Hello, I am trying to do the tutorial here:

But when I try to parse the seurat object using:

motif.matrix <- CreateMotifMatrix(
features = peaks.granges,
pwm = pfm,
genome = 'hg38',
use.counts = FALSE
) %>% as.matrix

I get the following error message:

Error in h(simpleError(msg, call)) :
error in evaluating the argument 'x' in selecting a method for function 'as.matrix': sequence GL000194.1 not found.

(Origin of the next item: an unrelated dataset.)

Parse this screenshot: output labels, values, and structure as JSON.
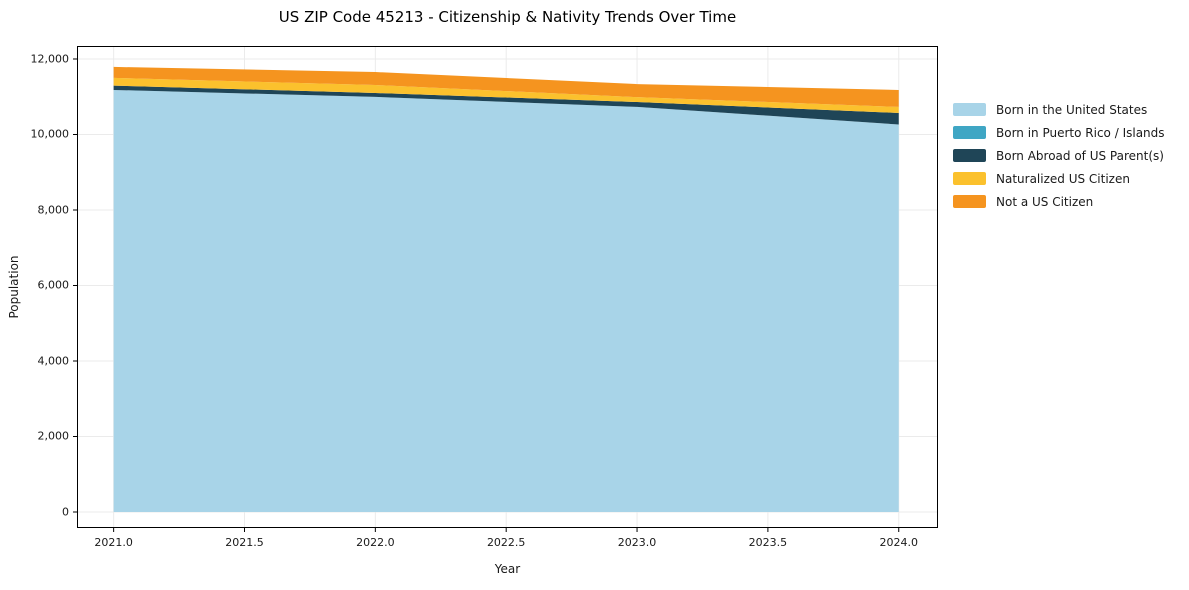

This is probably because GL000194.1 is an unlocalized sequence I should try to remove. I'm new to using R and granges objects, but the object looks like this:

> peaks.granges

GRanges object with 91822 ranges and 1 metadata column:
        seqnames          ranges strand |                   peak
           <Rle>       <IRanges>  <Rle> |            <character>
  [1] GL000194.1   101218-101619      * | GL000194.1:101218-10..
  [2] GL000194.1     28230-28519      * | GL000194.1:28230-28519
  [3] GL000194.1     56140-56191      * | GL000194.1:56140-56191
  [4] GL000195.1     24252-24277      * | GL000195.1:24252-24277
  [5] GL000195.1     30140-33355      * | GL000195.1:30140-33355
      ...        ...             ...    ... .                    ...

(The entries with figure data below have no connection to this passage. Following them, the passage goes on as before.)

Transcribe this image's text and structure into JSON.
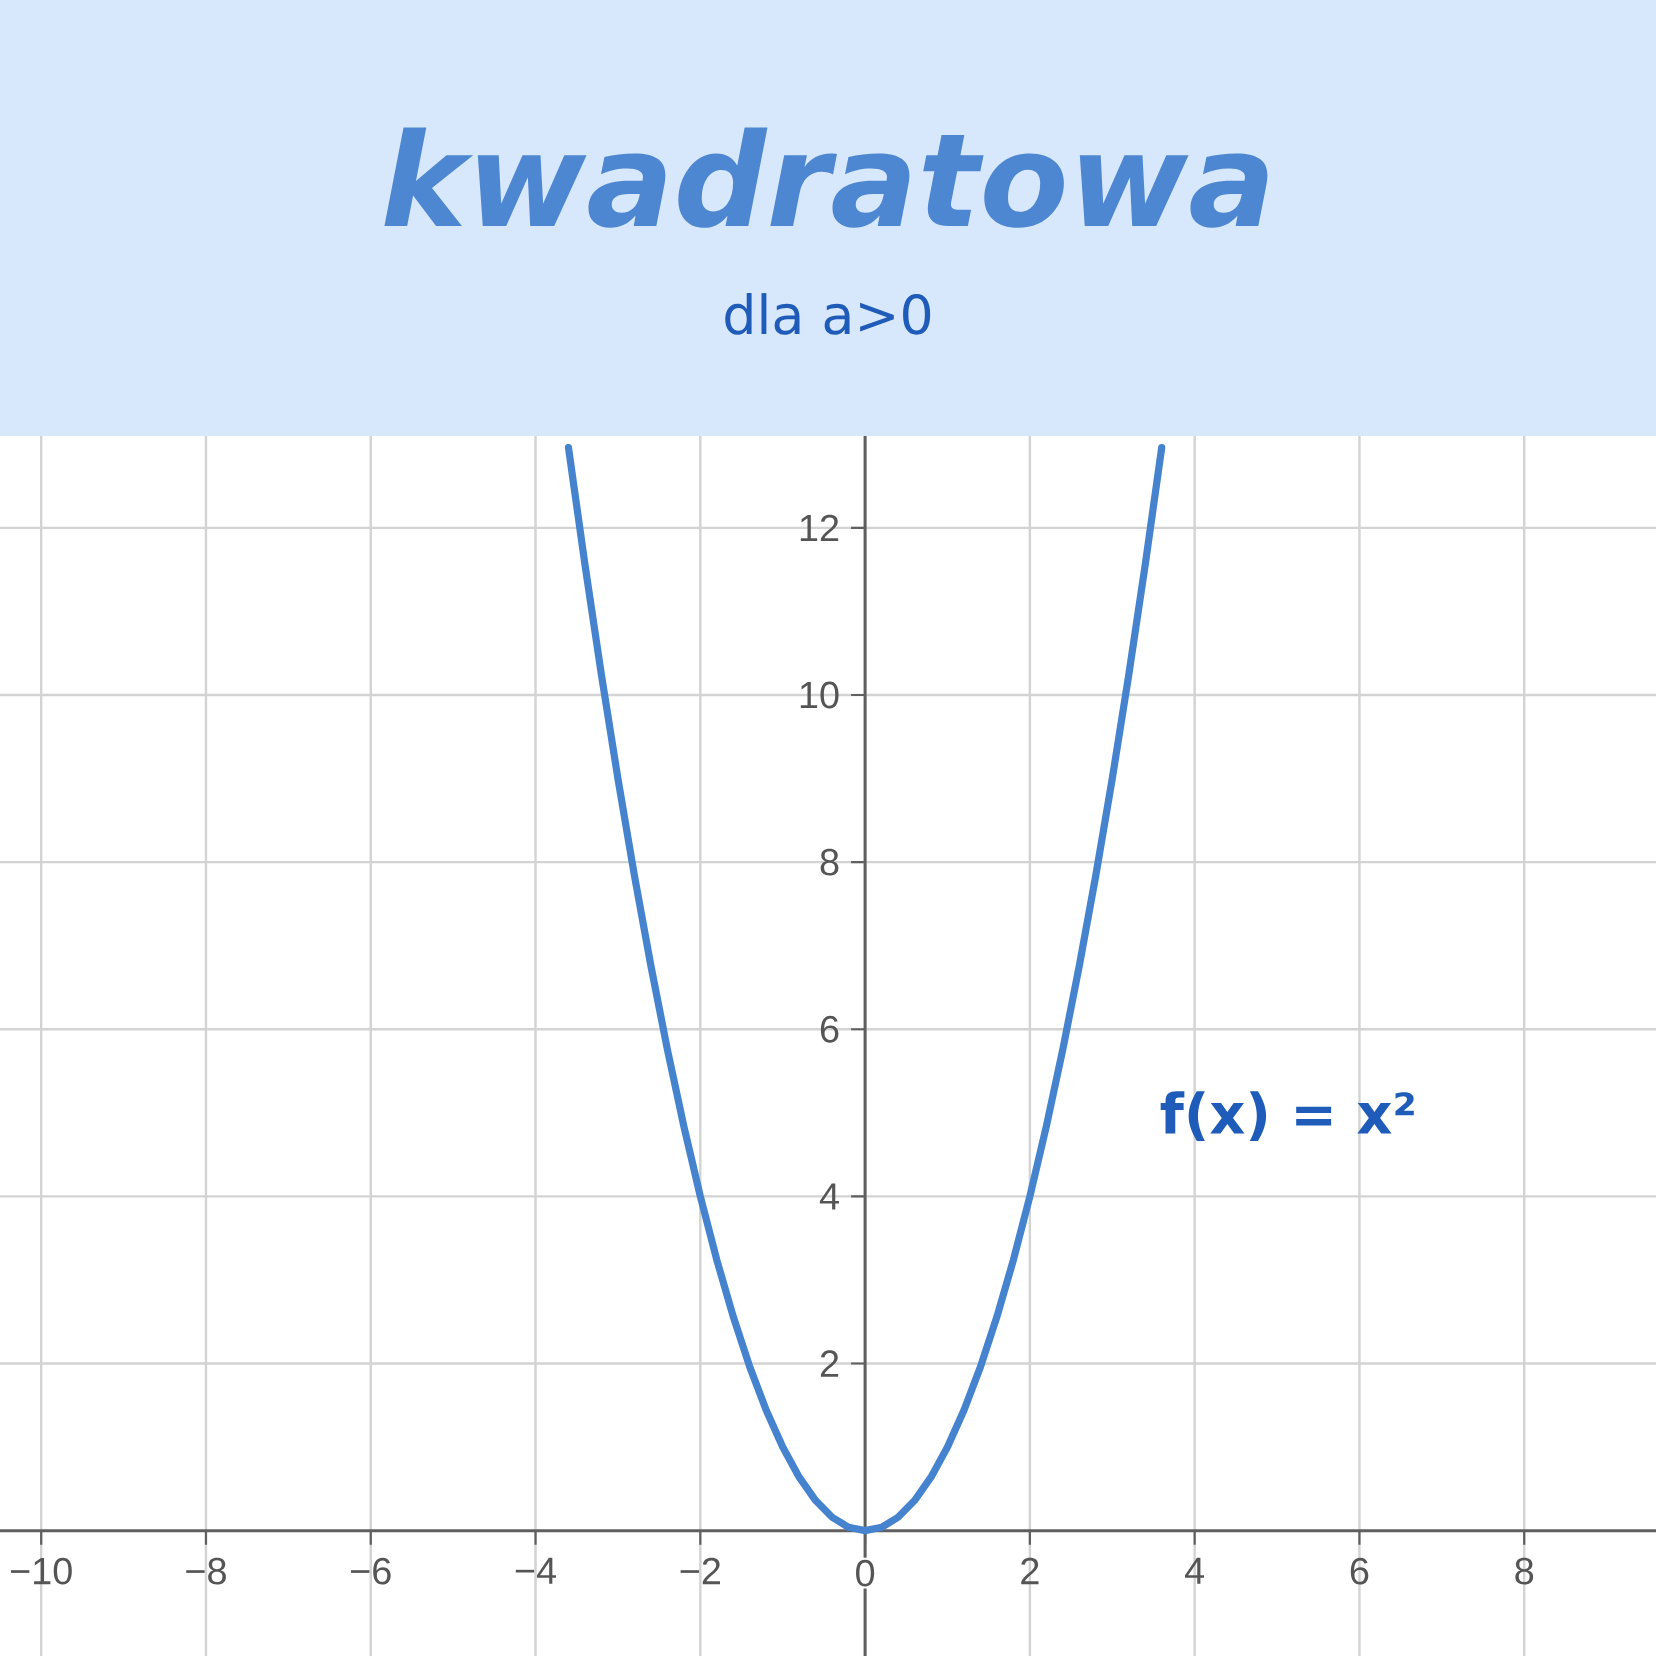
{
  "chart_data": {
    "type": "line",
    "title": "kwadratowa",
    "subtitle": "dla a>0",
    "x": [
      -3.6,
      -3.4,
      -3.2,
      -3.0,
      -2.8,
      -2.6,
      -2.4,
      -2.2,
      -2.0,
      -1.8,
      -1.6,
      -1.4,
      -1.2,
      -1.0,
      -0.8,
      -0.6,
      -0.4,
      -0.2,
      0,
      0.2,
      0.4,
      0.6,
      0.8,
      1.0,
      1.2,
      1.4,
      1.6,
      1.8,
      2.0,
      2.2,
      2.4,
      2.6,
      2.8,
      3.0,
      3.2,
      3.4,
      3.6
    ],
    "series": [
      {
        "name": "f(x) = x²",
        "color": "#4683cf",
        "values": [
          12.96,
          11.56,
          10.24,
          9,
          7.84,
          6.76,
          5.76,
          4.84,
          4,
          3.24,
          2.56,
          1.96,
          1.44,
          1,
          0.64,
          0.36,
          0.16,
          0.04,
          0,
          0.04,
          0.16,
          0.36,
          0.64,
          1,
          1.44,
          1.96,
          2.56,
          3.24,
          4,
          4.84,
          5.76,
          6.76,
          7.84,
          9,
          10.24,
          11.56,
          12.96
        ]
      }
    ],
    "xlim": [
      -10.5,
      9.6
    ],
    "ylim": [
      -1.5,
      13.1
    ],
    "xticks": [
      {
        "value": -10,
        "label": "−10"
      },
      {
        "value": -8,
        "label": "−8"
      },
      {
        "value": -6,
        "label": "−6"
      },
      {
        "value": -4,
        "label": "−4"
      },
      {
        "value": -2,
        "label": "−2"
      },
      0,
      2,
      4,
      6,
      8
    ],
    "yticks": [
      2,
      4,
      6,
      8,
      10,
      12
    ],
    "grid": true,
    "marker": "none",
    "line_style": "solid"
  }
}
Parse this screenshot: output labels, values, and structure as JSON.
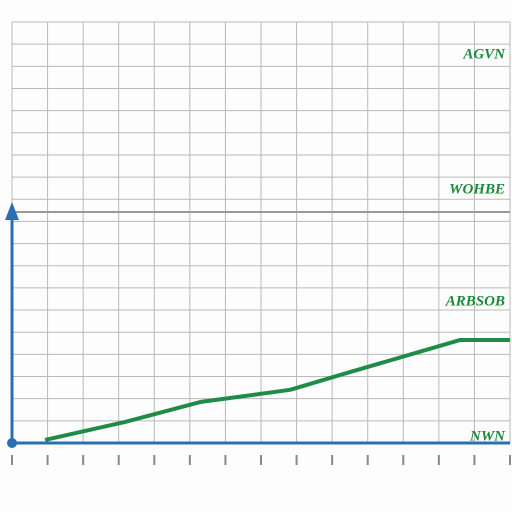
{
  "chart_data": {
    "type": "line",
    "x": [
      0.93,
      3.18,
      5.29,
      7.82,
      9.5,
      12.6,
      14
    ],
    "series": [
      {
        "color": "#1e8c46",
        "values": [
          0.14,
          0.95,
          1.85,
          2.4,
          3.2,
          4.65,
          4.65
        ]
      }
    ],
    "xlim": [
      0,
      14
    ],
    "ylim": [
      0,
      19
    ],
    "xticks": [
      0,
      1,
      2,
      3,
      4,
      5,
      6,
      7,
      8,
      9,
      10,
      11,
      12,
      13,
      14
    ],
    "yticks": [
      0,
      1,
      2,
      3,
      4,
      5,
      6,
      7,
      8,
      9,
      10,
      11,
      12,
      13,
      14,
      15,
      16,
      17,
      18,
      19
    ],
    "grid": true,
    "annotations": [
      "AGVN",
      "WOHBE",
      "ARBSOB",
      "NWN"
    ]
  }
}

  [91818]       chrX 9981210-9982172      * |   chrX:9981210-9982172
  [91819]       chrX 9983431-9983799      * |   chrX:9983431-9983799
  [91820]       chrX 9986525-9987246      * |   chrX:9986525-9987246
  [91821]       chrX 9995697-9996334      * |   chrX:9995697-9996334
  [91822]       chrX 9997556-9997868      * |   chrX:9997556-9997868
 seqinfo: 31 sequences from an unspecified genome; no seqlengths

The chromosomes(seqnames) are

> peaks.granges@seqinfo@seqnames
[1] "chr1"       "chr2"       "chr3"       "chr4"       "chr5"       "chr6"       "chr7"       "chr8"       "chr9"      
[10] "chr10"      "chr11"      "chr12"      "chr13"      "chr14"      "chr15"      "chr16"      "chr17"      "chr18"     
[19] "chr19"      "chr20"      "chr21"      "chr22"      "chrX"       "GL000194.1" "GL000195.1" "GL000205.2" "GL000219.1"
[28] "KI270713.1" "KI270726.1" "KI270727.1" "KI270734.1"

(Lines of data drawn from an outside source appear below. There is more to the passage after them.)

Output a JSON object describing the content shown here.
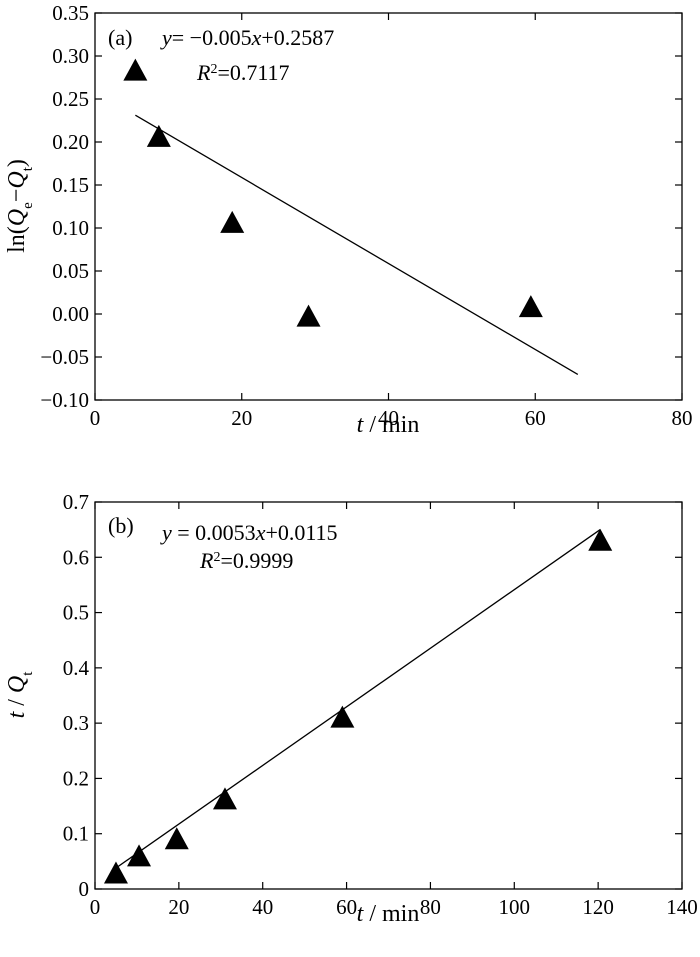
{
  "chart_data": [
    {
      "type": "scatter",
      "panel": "(a)",
      "equation": "y= −0.005x+0.2587",
      "r2": "R2=0.7117",
      "xlabel": "t / min",
      "ylabel": "ln(Qe−Qt)",
      "xlim": [
        0,
        80
      ],
      "ylim": [
        -0.1,
        0.35
      ],
      "xticks": [
        "0",
        "20",
        "40",
        "60",
        "80"
      ],
      "yticks": [
        "−0.10",
        "−0.05",
        "0.00",
        "0.05",
        "0.10",
        "0.15",
        "0.20",
        "0.25",
        "0.30",
        "0.35"
      ],
      "series": [
        {
          "x": [
            5.5,
            8.7,
            18.7,
            29.1,
            59.4
          ],
          "y": [
            0.283,
            0.206,
            0.106,
            -0.003,
            0.008
          ]
        }
      ],
      "fit": {
        "slope": -0.005,
        "intercept": 0.2587,
        "x_range": [
          5.5,
          65.8
        ]
      }
    },
    {
      "type": "scatter",
      "panel": "(b)",
      "equation": "y = 0.0053x+0.0115",
      "r2": "R2=0.9999",
      "xlabel": "t / min",
      "ylabel": "t / Qt",
      "xlim": [
        0,
        140
      ],
      "ylim": [
        0,
        0.7
      ],
      "xticks": [
        "0",
        "20",
        "40",
        "60",
        "80",
        "100",
        "120",
        "140"
      ],
      "yticks": [
        "0",
        "0.1",
        "0.2",
        "0.3",
        "0.4",
        "0.5",
        "0.6",
        "0.7"
      ],
      "series": [
        {
          "x": [
            5,
            10.5,
            19.5,
            31,
            59,
            120.5
          ],
          "y": [
            0.028,
            0.059,
            0.09,
            0.162,
            0.31,
            0.63
          ]
        }
      ],
      "fit": {
        "slope": 0.0053,
        "intercept": 0.0115,
        "x_range": [
          5,
          120.5
        ]
      }
    }
  ]
}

If I want to remove the unlocalized sequences (the ones that don't start with chr), whats the best way? Should I do:

peaks.granges <- window(peaks.granges, start=A,end=B) 

where A is the first vector in chr1 and B is the last vector in chrX?

Or is there a quick way to select vectors based on their chromosome (aka seqname)? I was trying to find an example of this in the granges objects manual but I didn't find an example for that in particular.

try dropSeqlevels or keepStandardChromosomes from GenomicRanges library.